The king’s paramount concern, his councilors had advised, was that the boy not
be allowed to mar this long-awaited day with a display of childish weakness.

During
their weeklong journey south, he had grown fond of the precocious David, who
was small of stature, sensitive, and keenly observant, as he had been at that
age. The lad had inherited Robert’s dark hair and chiseled features, but his
puckish Irish grin and natural optimism clearly came from his mother. He
wondered if the boy would thrive or suffer under the burden of the crown.

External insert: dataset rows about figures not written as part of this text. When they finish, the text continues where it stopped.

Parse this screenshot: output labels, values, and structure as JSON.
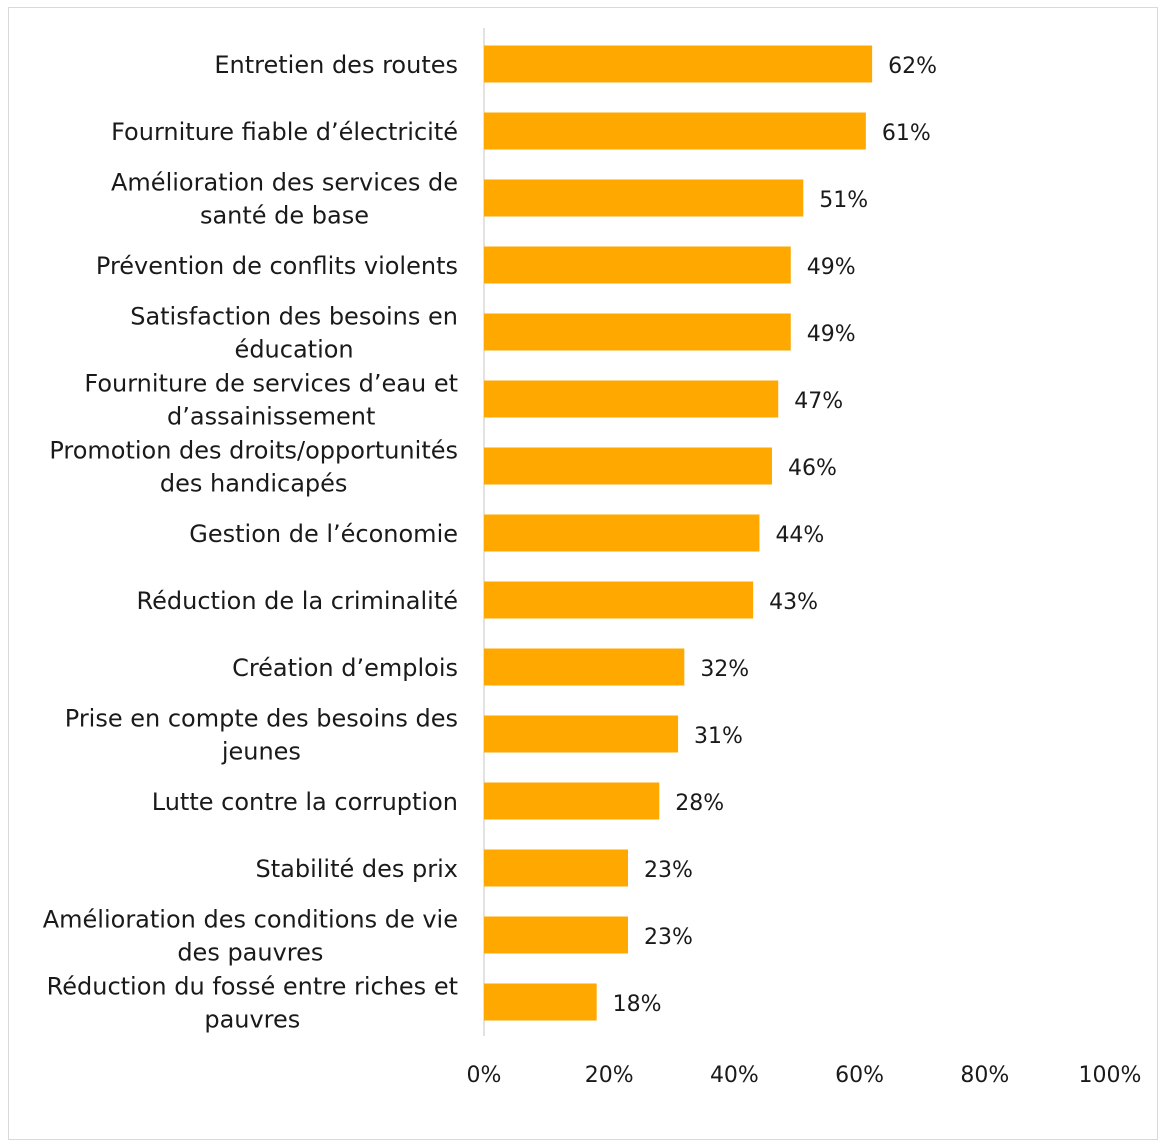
{
  "chart_data": {
    "type": "bar",
    "orientation": "horizontal",
    "categories": [
      "Entretien des routes",
      "Fourniture fiable d’électricité",
      "Amélioration des services de santé de base",
      "Prévention de conflits violents",
      "Satisfaction des besoins en éducation",
      "Fourniture de services d’eau et d’assainissement",
      "Promotion des droits/opportunités des handicapés",
      "Gestion de l’économie",
      "Réduction de la criminalité",
      "Création d’emplois",
      "Prise en compte des besoins des jeunes",
      "Lutte contre la corruption",
      "Stabilité des prix",
      "Amélioration des conditions de vie des pauvres",
      "Réduction du fossé entre riches et pauvres"
    ],
    "category_lines": [
      [
        "Entretien des routes"
      ],
      [
        "Fourniture fiable d’électricité"
      ],
      [
        "Amélioration des services de",
        "santé de base"
      ],
      [
        "Prévention de conflits violents"
      ],
      [
        "Satisfaction des besoins en",
        "éducation"
      ],
      [
        "Fourniture de services d’eau et",
        "d’assainissement"
      ],
      [
        "Promotion des droits/opportunités",
        "des handicapés"
      ],
      [
        "Gestion de l’économie"
      ],
      [
        "Réduction de la criminalité"
      ],
      [
        "Création d’emplois"
      ],
      [
        "Prise en compte des besoins des",
        "jeunes"
      ],
      [
        "Lutte contre la corruption"
      ],
      [
        "Stabilité des prix"
      ],
      [
        "Amélioration des conditions de vie",
        "des pauvres"
      ],
      [
        "Réduction du fossé entre riches et",
        "pauvres"
      ]
    ],
    "values": [
      62,
      61,
      51,
      49,
      49,
      47,
      46,
      44,
      43,
      32,
      31,
      28,
      23,
      23,
      18
    ],
    "value_labels": [
      "62%",
      "61%",
      "51%",
      "49%",
      "49%",
      "47%",
      "46%",
      "44%",
      "43%",
      "32%",
      "31%",
      "28%",
      "23%",
      "23%",
      "18%"
    ],
    "xlim": [
      0,
      100
    ],
    "x_ticks": [
      0,
      20,
      40,
      60,
      80,
      100
    ],
    "x_tick_labels": [
      "0%",
      "20%",
      "40%",
      "60%",
      "80%",
      "100%"
    ],
    "grid": false,
    "legend": "none",
    "bar_color": "#FFA800"
  }
}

No
doubt a little of both, as had been the experience of his father.

Halfway
up their ascent, David stopped to search the column of Scot nobles that stood
in procession behind them. “Why is Papa not with us?”

Uncertain
how to address that question, James finally explained, “Your father is still
not feeling well.”

“Is
he going away like Mama?”

James
lowered to a knee. “Let’s hope he’ll be better when we go home.”

“But why must I be married now?”

Impressed by the lad’s perceptiveness, he decided it was
time to put an end to the cruel policy of isolating him from the truth. “To
make certain the English stay at peace with us, your father has arranged for
you to wed the sister of their king.”

“What if I don’t fancy her?”

He had no good answer for that valid question. This
condition of the new Treaty of Edinburgh troubled him, too, but he took some
consolation in knowing that both children would be allowed to live in their
respective domiciles until they attained the age of majority. Before he could explain
the situation further, the tower’s iron-framed doors screeched open. He
shuddered with a start, just as he had thirty-one years ago when he had climbed
these same steps for the signing of the ignominious Ragman Rolls. Few of the
Scots present on that shameful day were alive now to witness this triumphant
return.

A gruff chamberlain marched out, driving David into James’s
arms. James looked up at the impatient Englishman and gestured for a moment’s
delay. The chamberlain slammed the doors, sneering a silent threat at the boy. James brought David, trembling, out of earshot of their
countrymen who were watching with concern from the balustrade. “I once knew a
lass in Paris who was not much older than you. To gain peace for her country,
her father asked her to cross the Channel and marry the son of the King of
England.”

“Did she go?”

“Aye, she did. And you will meet her this afternoon. Perhaps
she will tell you how she managed to be so brave. She will be watching to see
if you have the mettle to be a king.”

When David, blinking tears, nodded his readiness, James
pounded on the door again. This time, it was
his
legs that nearly
buckled. Here he was lecturing the boy on duty while his own nerves were
threatening to betray him. He gazed across the river toward the spot where
Gibbie had leapt to his death. And over there, beyond the bailey, stood the
dungeon that once held his father. Every sorrow in his life seemed to have
traveled through this city. He prayed this day would not add to that litany of
grief. David tugged at his hand to indicate that the chamberlain was waiting,
and he roused from the dark memories. “Aye, lad, let’s go do Scotland proud.”